How do I interpret this pseudocode in Ruby?

Question

I don't quite understand how to "initialize a multidimensional array to equal 1" as the initial for loops seem to suggest here. I haven't learned to properly read pseudocode, and I don't fully understand how this program works.

function countRoutes(m,n)
  grid ← array[m + 1][n + 1]

  for i = 0 to m do 
    grid[i][0] ← 1
  end for

  for j = 0 to n do 
    grid[0][j] ← 1
  end for

  for i = 1 to m do
    for j = 1 to n do
      grid[i][j] ← grid[i − 1][j] + grid[i][j − 1] 
    end for
  end for

  return grid[m][n] 
end function

Thanks for your help!

Answer 1

This isn't hard to translate.. Ruby uses = instead of left arrow for assignment, and def instead of function to define a subroutine (which it calls a method instead of a function), but that's about it.
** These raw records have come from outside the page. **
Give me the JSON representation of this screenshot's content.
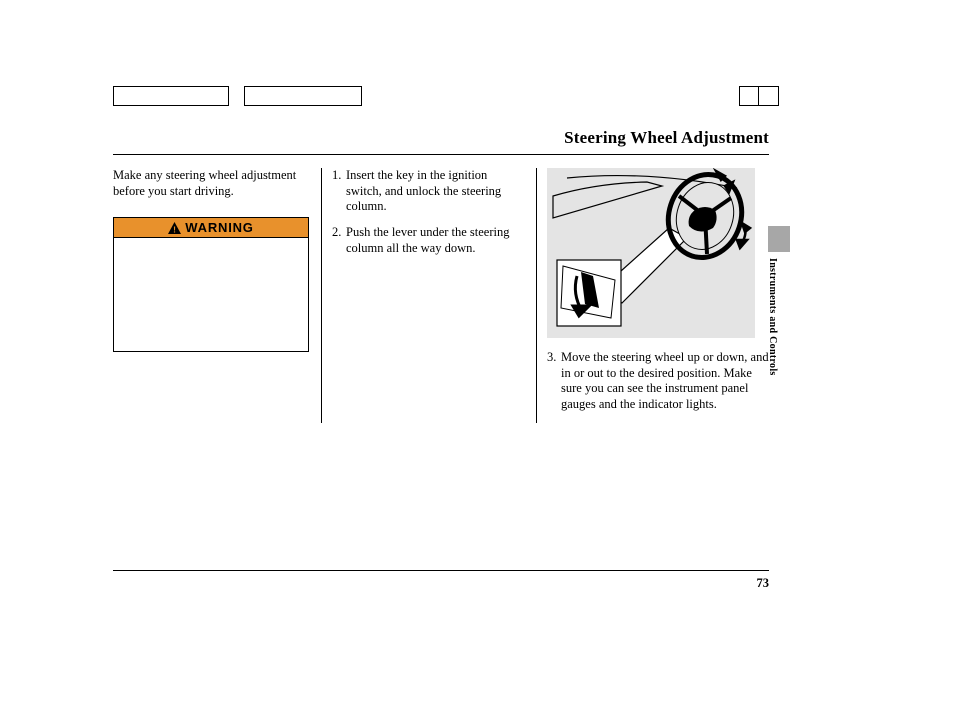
{
  "heading": "Steering Wheel Adjustment",
  "intro": "Make any steering wheel adjustment before you start driving.",
  "warning_label": "WARNING",
  "steps": {
    "s1": {
      "num": "1.",
      "text": "Insert the key in the ignition switch, and unlock the steering column."
    },
    "s2": {
      "num": "2.",
      "text": "Push the lever under the steering column all the way down."
    },
    "s3": {
      "num": "3.",
      "text": "Move the steering wheel up or down, and in or out to the desired position. Make sure you can see the instrument panel gauges and the indicator lights."
    }
  },
  "side_label": "Instruments and Controls",
  "page_number": "73"
}
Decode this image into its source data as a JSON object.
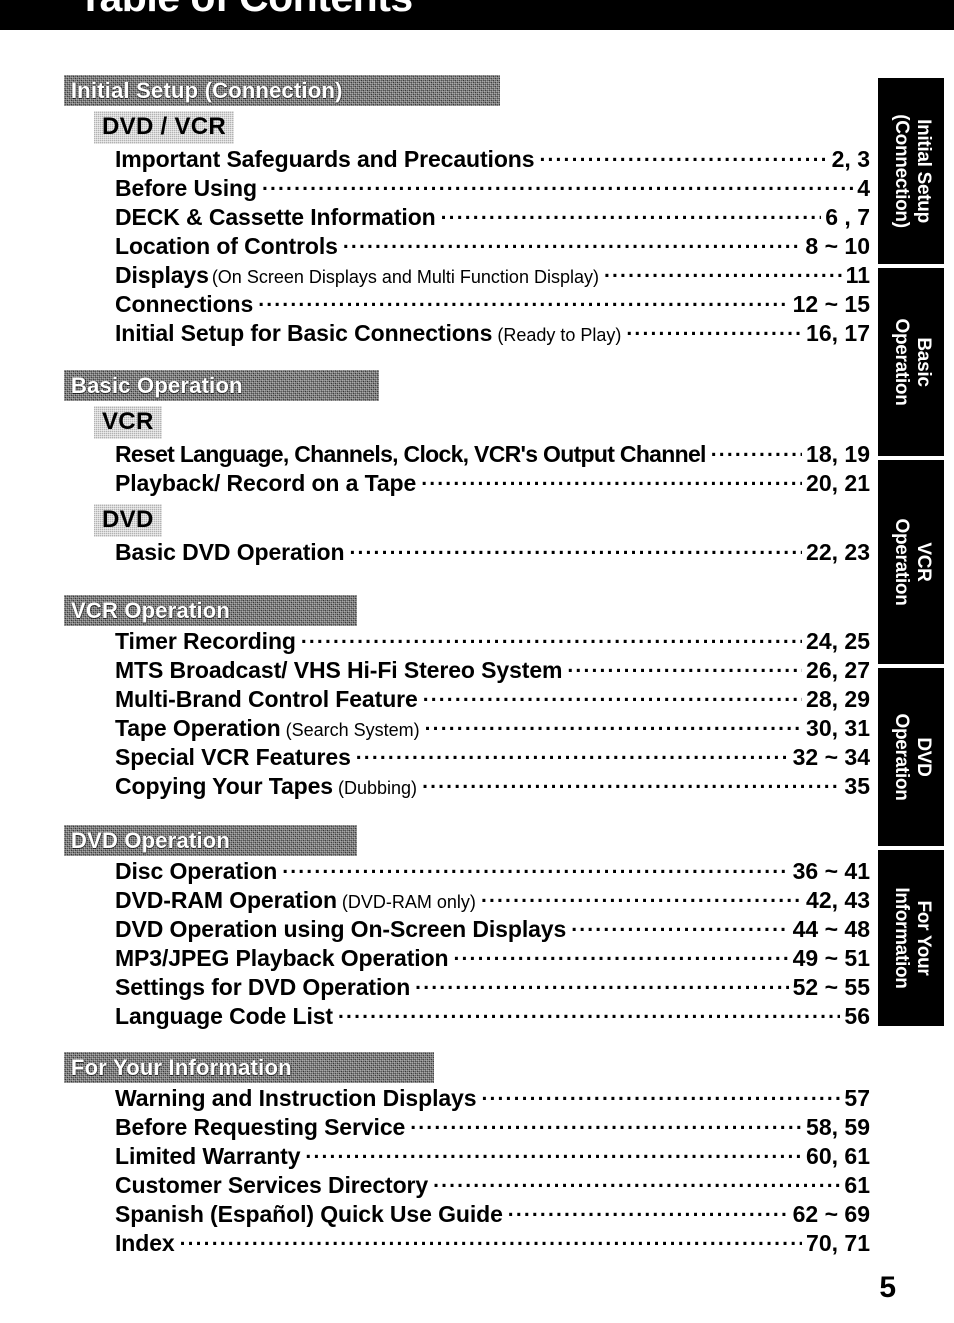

Let's go through it.

function countRoutes(m,n)

That's beginning a function definition. In Ruby we use a method instead, and the keyword to define such a thing is def. It's also convention in Ruby to use snake_case for multiword names instead of camelCase:

def count_routes(m, n)

Now to create the grid:

grid ← array[m + 1][n + 1]

Ruby arrays are dynamic, so you don't normally need to specify the size at creation time. But that also means you don't get initialization or two-dimensionality for free. So what we have to do here is create an array of m+1 arrays, each of which can be empty (we don't need to specify that the sub-arrays need to hold n+1 items). Ruby's Array constructor has a way to do just that:

  grid = Array.new(m+1) do [] end

Now the initialization. Ruby technically has for loops, but nobody uses them. Instead, we use iterator methods. For counting loops, there's a method on integers called times. But the pseudocode counts from 0 through m inclusive; times also starts at 0, but only counts up to one less than the invocant (so that way when you call 3.times, the loop really does execute "three times", not four). In this case, that means to get the behavior of the pseudocode, we need to call times on m+1 instead of m:

  (m+1).times do |i|
    grid[i][0] = 1
  end

As an aside, we could also have done that part of the initialization inside the original array creation:

  grid = Array.new(m+1) do [1] end

Anyway, the second loop, which would be more awkward to incorporate into the original creation, works the same as the first. Ruby will happily extend an array to assign to not-yet-existent elements, so the fact that we didn't initialize the subarrays is not a problem:

  (n+1).times do |j|
    grid[0][j] = 1
  end

For the nested loops, the pseudocode is no longer counting from 0, but from 1. Counting from 1 through m is the same number of loop iterations as counting from 0 through m-1, so the simplest approach is to let times use its natural values, but adjust the indexes in the assignment statement inside the loop. That is, where the pseudocode starts counting i from 1 and references i-1 and i, the Ruby code starts counting i from 0 and references i and i+1 instead.

  m.times do |i|
    n.times do |j| 
      grid[i+1][j+1] = grid[i][j+1] + grid[i+1][j] 
    end
  end

And the return statement works the same, although in Ruby you can leave it off:

  return grid[m][n]
end

Putting it all together, you get this:

def count_routes(m, n)
  grid = Array.new(m+1) do [1] end

  (n+1).times do |j|
    grid[0][j] = 1
  end

  m.times do |i|
    n.times do |j| 
      grid[i+1][j+1] = grid[i][j+1] + grid[i+1][j] 
    end
  end

  return grid[m][n]
end

Answer 2

The notation grid[i][j] ← something means assigning something to the element of grid taking place on i-th line in j-th position. So the first two loops here suggest setting all values of the first column and the first row of the grid (correspondingly, the first and the second loops) to 1.